If your project comes to the attention of the US Securities and Exchange Commission (SEC) – then it’s some serious trouble and that sometimes happens in the cryptocurrency community. There are cases of huge fines, cease & desist orders, lengthy and debilitating lawsuits, and many other “charming things”. SEC is good at suppressing activities of fraudulent companies and pseudo-projects, but their fierce approach has become a talk of the town, like, the case of the EtherDelta.
In a June 4 statement, the Commission wrote:
“The Securities and Exchange Commission today sued Kik Interactive Inc. for conducting an illegal $100 million securities offering of digital tokens. The SEC charges that Kik sold the tokens to U.S. investors without registering their offer and sale as required by the U.S. securities laws.”
The SEC also stated that Kik’s messaging application had “lost money over the years,” and the funds should have been run out by 2017. The company decided to launch ICO in 2017 and, according to the SEC, raised more than 55 million dollars from the Americans. In the statement, SEC said that Kik presented Kin as an investment tool:
“Kik allegedly told investors that rising demand would drive up the value of Kin, and that Kik would undertake crucial work to spur that demand, including by incorporating the tokens into its messaging app, creating a new Kin transaction service, and building a system to reward other companies that adopt Kin”
The Commission noted that Kik didn’t have a ready product while selling assets. In fact, it couldn’t be used as a means of payment for goods or services, since the specified product hadn’t existed yet. According to representatives of the Commission, ICO Kin assumed the issue of securities and in this case, Kik had to be properly registered. As SECDivision of Enforcement co-director Steven PEIKIN noted:
“By selling $100 million in securities without registering the offers or sales, we allege that Kik deprived investors of information to which they were legally entitled, and prevented investors from making informed investment decisions.”

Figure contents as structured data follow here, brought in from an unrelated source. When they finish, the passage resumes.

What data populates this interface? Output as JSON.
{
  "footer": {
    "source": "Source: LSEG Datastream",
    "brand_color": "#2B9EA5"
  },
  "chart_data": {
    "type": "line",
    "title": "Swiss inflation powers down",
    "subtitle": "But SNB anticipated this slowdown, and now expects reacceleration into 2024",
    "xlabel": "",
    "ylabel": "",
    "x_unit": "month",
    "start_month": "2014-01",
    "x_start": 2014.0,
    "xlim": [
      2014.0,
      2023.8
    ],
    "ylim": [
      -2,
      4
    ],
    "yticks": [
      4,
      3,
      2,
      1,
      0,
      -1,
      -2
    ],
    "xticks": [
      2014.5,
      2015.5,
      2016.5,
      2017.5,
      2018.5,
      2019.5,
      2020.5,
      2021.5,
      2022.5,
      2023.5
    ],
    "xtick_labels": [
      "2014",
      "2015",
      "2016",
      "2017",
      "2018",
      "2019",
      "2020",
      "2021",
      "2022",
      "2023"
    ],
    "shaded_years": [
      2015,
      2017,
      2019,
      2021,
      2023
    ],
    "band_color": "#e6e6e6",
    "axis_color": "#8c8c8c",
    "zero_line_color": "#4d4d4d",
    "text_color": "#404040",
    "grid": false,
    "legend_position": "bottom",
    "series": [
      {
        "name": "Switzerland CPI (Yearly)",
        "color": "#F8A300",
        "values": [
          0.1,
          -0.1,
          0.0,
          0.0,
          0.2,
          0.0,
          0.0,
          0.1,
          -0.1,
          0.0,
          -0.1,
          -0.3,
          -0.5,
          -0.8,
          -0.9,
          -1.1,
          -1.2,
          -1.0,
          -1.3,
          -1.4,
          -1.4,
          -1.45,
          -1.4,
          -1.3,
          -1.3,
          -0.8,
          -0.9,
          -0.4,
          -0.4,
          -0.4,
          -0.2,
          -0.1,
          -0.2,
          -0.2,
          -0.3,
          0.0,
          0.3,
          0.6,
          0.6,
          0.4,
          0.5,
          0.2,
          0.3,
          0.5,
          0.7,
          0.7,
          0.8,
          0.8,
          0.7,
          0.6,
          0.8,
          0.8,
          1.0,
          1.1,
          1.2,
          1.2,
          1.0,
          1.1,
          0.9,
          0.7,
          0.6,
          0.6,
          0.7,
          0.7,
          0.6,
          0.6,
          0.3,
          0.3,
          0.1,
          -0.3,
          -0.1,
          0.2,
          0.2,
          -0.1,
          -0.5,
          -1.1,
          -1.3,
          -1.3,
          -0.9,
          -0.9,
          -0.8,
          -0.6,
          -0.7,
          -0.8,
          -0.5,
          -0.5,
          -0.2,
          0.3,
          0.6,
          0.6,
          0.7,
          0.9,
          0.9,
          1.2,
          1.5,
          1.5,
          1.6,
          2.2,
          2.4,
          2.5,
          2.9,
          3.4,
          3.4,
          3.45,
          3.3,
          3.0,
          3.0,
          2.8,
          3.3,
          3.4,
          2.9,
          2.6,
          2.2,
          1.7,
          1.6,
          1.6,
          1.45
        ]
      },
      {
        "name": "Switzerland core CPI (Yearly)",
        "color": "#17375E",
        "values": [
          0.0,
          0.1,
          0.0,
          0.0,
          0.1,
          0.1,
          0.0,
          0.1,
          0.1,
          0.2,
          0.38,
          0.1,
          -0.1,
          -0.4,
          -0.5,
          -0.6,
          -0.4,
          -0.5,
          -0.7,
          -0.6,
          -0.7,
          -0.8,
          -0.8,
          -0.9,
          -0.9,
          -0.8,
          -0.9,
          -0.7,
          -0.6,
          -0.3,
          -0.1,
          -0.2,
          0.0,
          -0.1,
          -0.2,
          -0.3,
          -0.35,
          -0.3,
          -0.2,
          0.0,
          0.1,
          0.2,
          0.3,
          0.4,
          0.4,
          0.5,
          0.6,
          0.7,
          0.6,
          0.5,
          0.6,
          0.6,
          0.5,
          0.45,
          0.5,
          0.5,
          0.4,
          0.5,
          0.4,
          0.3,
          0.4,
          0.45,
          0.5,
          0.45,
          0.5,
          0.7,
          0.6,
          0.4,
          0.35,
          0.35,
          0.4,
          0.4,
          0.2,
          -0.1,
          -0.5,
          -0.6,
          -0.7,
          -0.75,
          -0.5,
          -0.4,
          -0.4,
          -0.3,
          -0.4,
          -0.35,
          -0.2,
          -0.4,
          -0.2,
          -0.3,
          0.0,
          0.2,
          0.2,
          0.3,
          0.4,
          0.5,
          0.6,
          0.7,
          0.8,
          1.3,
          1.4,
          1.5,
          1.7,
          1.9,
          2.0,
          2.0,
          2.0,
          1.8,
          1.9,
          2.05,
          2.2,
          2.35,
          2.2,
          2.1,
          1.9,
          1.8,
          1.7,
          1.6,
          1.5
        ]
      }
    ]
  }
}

Also, SEC Enforcement Division Cyber Unit Chief Robert A. COHEN noted in the statement:
“Kik told investors they could expect profits from its effort to create a digital ecosystem […] Future profits based on the efforts of others is a hallmark of a securities offering that must comply with the federal securities laws.”
“With the Kik filing, the gauntlet has been thrown. That’s evident in the level of detail in the complaint. <...> Large ICO issuers who are already the subject of an investigation but may have been stalling may now want to engage the SEC staff more proactively. Others similarly situated may want to engage counsel to consider their options.”
According to the expert, it is important to remember that the SEC approach to securities regulation is based on certain principles, where an investment contract is security whatever form it may take and no matter what technology is used in its offering. We only have to wish Kik some perseverance, luck and patience. The struggle seems to be unequal, and the market is currently not voting for Kin.